J'ai appris par la suite que le film « Cruising » avait immédiatement suscité une vive polémique parmi les militants des droits des homosexuels lorsque le scénario avait fuité dans la presse et avait été publié par Arthur Bell, chroniqueur au Village Voice. Les militants affirmaient que le film était exploiteur et dépeignait injustement la communauté homosexuelle comme excessivement sexuelle, dépravée et violente. Lors du tournage dans les rues de New York en 1979, des manifestants ont perturbé la production à plusieurs reprises. À sa sortie, « Cruising » fut un échec critique et commercial.
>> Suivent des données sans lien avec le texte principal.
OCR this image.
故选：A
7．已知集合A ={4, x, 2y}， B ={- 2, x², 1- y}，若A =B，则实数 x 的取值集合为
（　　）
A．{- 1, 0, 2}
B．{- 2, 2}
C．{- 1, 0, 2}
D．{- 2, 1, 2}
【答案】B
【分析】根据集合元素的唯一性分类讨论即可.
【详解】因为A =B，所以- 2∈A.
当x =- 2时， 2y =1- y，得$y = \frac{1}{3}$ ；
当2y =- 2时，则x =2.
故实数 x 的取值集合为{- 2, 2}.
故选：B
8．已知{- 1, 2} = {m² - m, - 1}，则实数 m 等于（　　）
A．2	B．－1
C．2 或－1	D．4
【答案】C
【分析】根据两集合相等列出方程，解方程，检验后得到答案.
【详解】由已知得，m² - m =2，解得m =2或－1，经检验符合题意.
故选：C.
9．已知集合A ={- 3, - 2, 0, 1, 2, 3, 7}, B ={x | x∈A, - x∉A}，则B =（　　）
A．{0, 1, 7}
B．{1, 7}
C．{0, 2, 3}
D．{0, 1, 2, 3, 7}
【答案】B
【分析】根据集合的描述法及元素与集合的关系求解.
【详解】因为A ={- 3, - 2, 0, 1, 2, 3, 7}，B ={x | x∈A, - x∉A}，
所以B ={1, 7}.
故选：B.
Le film « Cruising » s'inspire d'une série de meurtres survenus à New York dans les années 1970. À l'époque, les forces de l'ordre pensaient qu'un tueur en série ciblait les hommes homosexuels lorsque les corps démembrés de six hommes non identifiés et des vêtements provenant d'un magasin de maroquinerie local furent retrouvés enveloppés dans des sacs-poubelle dans le fleuve Hudson.
Puis, en 1977, le journaliste cinéma de longue date du magazine Variété Addison Verrill a été brutalement assassiné par Paul Bateson après que Verrill l'ait pris en stop dans un bar de Greenwich Village.
En 1979, Bateson a été reconnu coupable du meurtre de Verrill et condamné à une peine de 20 ans à perpétuité, après quoi il a bénéficié d'une libération conditionnelle en 2003. Bien que certains aient pensé que Bateson, décédé en 2012, était également un tueur en série présumé, cette théorie n'a jamais été prouvée et les affaires restent non résolues à ce jour.
Friedkin connaissait Bateson pour un petit rôle qu'il avait tenu dans L'Exorciste, celui du technicien effectuant une angiographie sur Regan (Linda Blair). Le réalisateur l'a engagé après l'avoir vu travailler comme technicien en radiologie au centre médical de l'université de New York, alors qu'il effectuait des recherches pour un film d'horreur.
Friedkin a déclaré plus tard que le meurtre de Verrill avait été une source d'inspiration majeure pour Cruising après sa visite à Bateson en prison.
Jusqu'à récemment, j'ignorais que Verrill était plus qu'un simple journaliste. Variété , mais aussi un ami proche de mon défunt oncle Arthur.
Il y a deux mois, j'ai renoué avec Susan, l'ex-femme d'Arthur, son amour de jeunesse, qu'il avait épousée au début des années 1970. Je n'avais ni vu ni parlé à Susan depuis 35 ans, depuis les funérailles d'Arthur. Après leur divorce, mon oncle a révélé son homosexualité. Il est décédé du sida en 1991.
En évoquant ses amis, Susan a mentionné que deux de ses plus proches étaient Verrill et Bob Geary, qu'Arthur avait rencontrés lorsqu'ils étaient étudiants à l'université de Stony Brook.
« Addison a été assassinée », a déclaré Susan. « C'était horrible. ».
Puis elle m'a demandé : « Connaissez-vous le tueur en série qui tuait des homosexuels dans les années 1970 ? »
« Bien sûr „, ai-je dit. “ C'est exactement le sujet du film 'Cruise'. ».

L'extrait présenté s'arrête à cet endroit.